Getting to know your university when you study online
A university is a rich community of people and it is a community you become a part of when you enrol as an online student. The culture and ethos of the university shapes and is shaped by that community and influences the delivery of research and education. It is worth knowing what you are a part of.
With greater numbers of students than ever before enrolling in university courses via online study only, these students are at greater risk for experiencing a sense of isolation from, and lack of engagement with, their fellow students, their lecturers and tutors, the department and faculty they are enrolled in, not to mention the university as a whole. With a little effort and guidance, online students can get to know more about their university than what is presented in their lectures and course notes.
As someone who works a lot with students opting for online study, I’ve observed that the choice to study online and the subsequent choice of course or degree and therefore institution is most commonly driven by factors such as convenience, availability, course fees, admission requirements, timing of delivery, part-time and full-time options. These are all important practical aspects to be considered in making a decision about a course of study, but little emphasis is given to the broader context in which a course is situated – the school, department, faculty and the university.
On-campus students have the opportunity to learn, intentionally or not, about their school/ department, faculty and institution simply by walking around, interacting with other students and staff, attending faculty or department presentations and generally observing and sensing the physical environment.
In walking around a university campus, we tend to notice little things like how the grounds are taken care or, the state of the buildings and facilities, the services and activities available on campus, all of which give clues to the culture and ethos of the university and the faculties within it.
Being on campus presents multiple opportunities to interact with lecturers, tutors and the administrative staff. Most school and faculties hold regular presentations or workshops which support networking, where you can meet other staff and students from the faculty, often higher degree research students, senior academics and those in senior management such as the Head of School.
As an online student, your course and its online lectures (which you may attend live or via recording) may seem isolated from the rest of the university, but in truth they are not.
Nothing happens in isolation – everything is connected.
Your course, your assignment, your exam is part of a chain of decisions and actions carried out by a community of people from the executive leadership down to the IT officer.
Behind every course, often behind every subject in a course, are a team of people, both academics and professional staff, working to ensure the delivery of your educational experience.

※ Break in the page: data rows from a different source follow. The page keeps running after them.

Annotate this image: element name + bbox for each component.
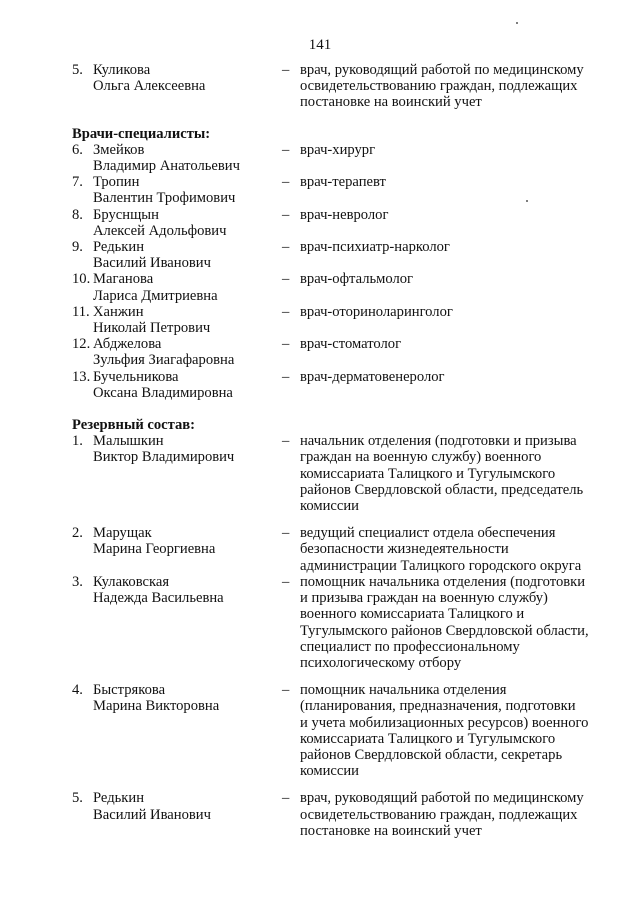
surname: Малышкин [93,433,164,450]
list-item [72,304,612,336]
list-item [72,174,612,206]
dash: – [282,525,290,542]
surname: Редькин [93,239,144,256]
surname: Ханжин [93,303,144,320]
role-line: начальник отделения (подготовки и призыва [300,433,577,450]
dash: – [282,174,290,191]
role-description: врач-оториноларинголог [300,303,453,320]
surname: Бучельникова [93,368,179,385]
list-item [72,790,612,839]
item-number: 3. [72,573,83,590]
commission-list [72,62,612,839]
given-name: Виктор Владимирович [93,449,235,466]
item-number: 6. [72,141,83,158]
role-description: врач-терапевт [300,174,386,191]
given-name: Оксана Владимировна [93,384,233,401]
item-number: 9. [72,239,83,256]
item-number: 13. [72,368,91,385]
scan-speck [516,22,518,24]
dash: – [282,141,290,158]
role-line: безопасности жизнедеятельности [300,541,509,558]
surname: Куликова [93,62,151,78]
list-item [72,271,612,303]
role-line: (планирования, предназначения, подготовки [300,698,576,715]
role-line: районов Свердловской области, председатель [300,481,584,498]
dash: – [282,682,290,699]
dash: – [282,368,290,385]
list-item [72,525,612,574]
dash: – [282,271,290,288]
item-number: 10. [72,271,91,288]
role-line: администрации Талицкого городского округа [300,557,582,574]
dash: – [282,239,290,256]
role-line: постановке на воинский учет [300,822,482,839]
dash: – [282,303,290,320]
section-heading-specialists: Врачи-специалисты: [72,125,211,142]
surname: Тропин [93,174,140,191]
surname: Маганова [93,271,154,288]
role-line: специалист по профессиональному [300,638,520,655]
role-description: врач-хирург [300,141,376,158]
role-line: военного комиссариата Талицкого и [300,606,525,623]
dash: – [282,433,290,450]
role-line: районов Свердловской области, секретарь [300,746,563,763]
list-item [72,433,612,514]
list-item [72,336,612,368]
given-name: Валентин Трофимович [93,190,236,207]
list-item [72,207,612,239]
role-description: врач-стоматолог [300,336,402,353]
role-line: граждан на военную службу) военного [300,449,542,466]
given-name: Зульфия Зиагафаровна [93,352,235,369]
surname: Редькин [93,790,144,807]
surname: Бруснщын [93,206,159,223]
surname: Змейков [93,141,145,158]
role-description: врач-невролог [300,206,389,223]
item-number: 5. [72,790,83,807]
item-number: 11. [72,303,90,320]
item-number: 1. [72,433,83,450]
role-line: Тугулымского районов Свердловской области, [300,622,589,639]
surname: Марущак [93,525,152,542]
role-line: освидетельствованию граждан, подлежащих [300,78,578,95]
role-line: комиссариата Талицкого и Тугулымского [300,730,556,747]
role-line: освидетельствованию граждан, подлежащих [300,806,578,823]
role-line: постановке на воинский учет [300,94,482,111]
given-name: Николай Петрович [93,320,211,337]
role-line: помощник начальника отделения [300,682,507,699]
surname: Абджелова [93,336,162,353]
dash: – [282,62,290,78]
role-description [300,574,612,671]
role-description [300,682,612,779]
given-name: Надежда Васильевна [93,590,224,607]
list-item [72,574,612,671]
list-item [72,239,612,271]
role-description: врач-офтальмолог [300,271,414,288]
role-line: психологическому отбору [300,654,462,671]
list-item [72,369,612,401]
role-description [300,525,612,574]
given-name: Лариса Дмитриевна [93,287,218,304]
surname: Быстрякова [93,682,166,699]
dash: – [282,790,290,807]
role-line: и учета мобилизационных ресурсов) военного [300,714,589,731]
role-description: врач-дерматовенеролог [300,368,445,385]
item-number: 7. [72,174,83,191]
item-number: 8. [72,206,83,223]
given-name: Алексей Адольфович [93,222,227,239]
role-line: комиссии [300,763,359,780]
role-line: врач, руководящий работой по медицинскому [300,62,584,78]
role-description [300,62,612,111]
given-name: Марина Георгиевна [93,541,216,558]
role-line: ведущий специалист отдела обеспечения [300,525,556,542]
given-name: Василий Иванович [93,806,211,823]
role-line: врач, руководящий работой по медицинскому [300,790,584,807]
list-item [72,62,612,111]
list-item [72,142,612,174]
item-number: 12. [72,336,91,353]
given-name: Владимир Анатольевич [93,158,240,175]
item-number: 2. [72,525,83,542]
dash: – [282,336,290,353]
role-line: комиссариата Талицкого и Тугулымского [300,465,556,482]
dash: – [282,206,290,223]
list-item [72,682,612,779]
item-number: 4. [72,682,83,699]
given-name: Марина Викторовна [93,698,220,715]
page-number: 141 [308,37,332,53]
role-description: врач-психиатр-нарколог [300,239,450,256]
role-description [300,790,612,839]
given-name: Василий Иванович [93,255,211,272]
role-description [300,433,612,514]
role-line: комиссии [300,498,359,515]
surname: Кулаковская [93,573,170,590]
section-heading-reserve: Резервный состав: [72,417,196,434]
role-line: и призыва граждан на военную службу) [300,590,548,607]
given-name: Ольга Алексеевна [93,78,206,95]
item-number: 5. [72,62,83,78]
role-line: помощник начальника отделения (подготовки [300,573,586,590]
dash: – [282,573,290,590]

That team of people are part of a school or department, e.g., School of Psychology, Department of Engineering, which will be part of a larger Faculty, e.g., Faculty of Health Sciences, Faculty of Arts. Each school/department and Faculty has a Head or Dean and a senior management team who ensure alignment with faculty and university strategic plans. In turn, Faculty Deans are part of the executive leadership of the university working alongside the Vice-Chancellor (who is the equivalent of the CEO).
Each university has a distinctive feel, its culture and ethos shaped by the executive leadership which filters down through each faculty and school/department and ultimately to your lecturers and tutors thereby impacting your course and your study experience. Let your fingers do the walking and get to know what you are connected to.
A few simple suggestions I offer my clients either before they make their final choice of course/institution or once they have started their course include:
Find the home page of the School/Department and Faculty which your course or the course you’re interested in is part of and read about their research, any latest news and take any virtual tours if they are offered.
Look at the profiles of the Head of School/Department and Faculty Deans, read the biographies and learn about their research interests.
Look at the profiles of your lecturers and tutors if they are available - most university websites have the option to search the staff directory.
Look at the profiles of the administrative and support staff – you may need to call them, and it is great to be able to put a face to a name.
Search for ‘University Executive’ and find out who is leading the university and whether there have been any recent changes.
Have a look around the university website (you can tell a lot about an organization from just the quality of their website) and find the ‘About [this university]’ page or similar where you can find the Strategic Plan, along with the vision, mission and values of the university.
Find out what services are available to you, e.g., the library. Once enrolled, get to know the librarians – they are a great resource when you are studying online.
Find out if the university is or has been in the news. For example, last year several universities were under investigation for underpayment of casual staff. What does this say about the culture and ethos?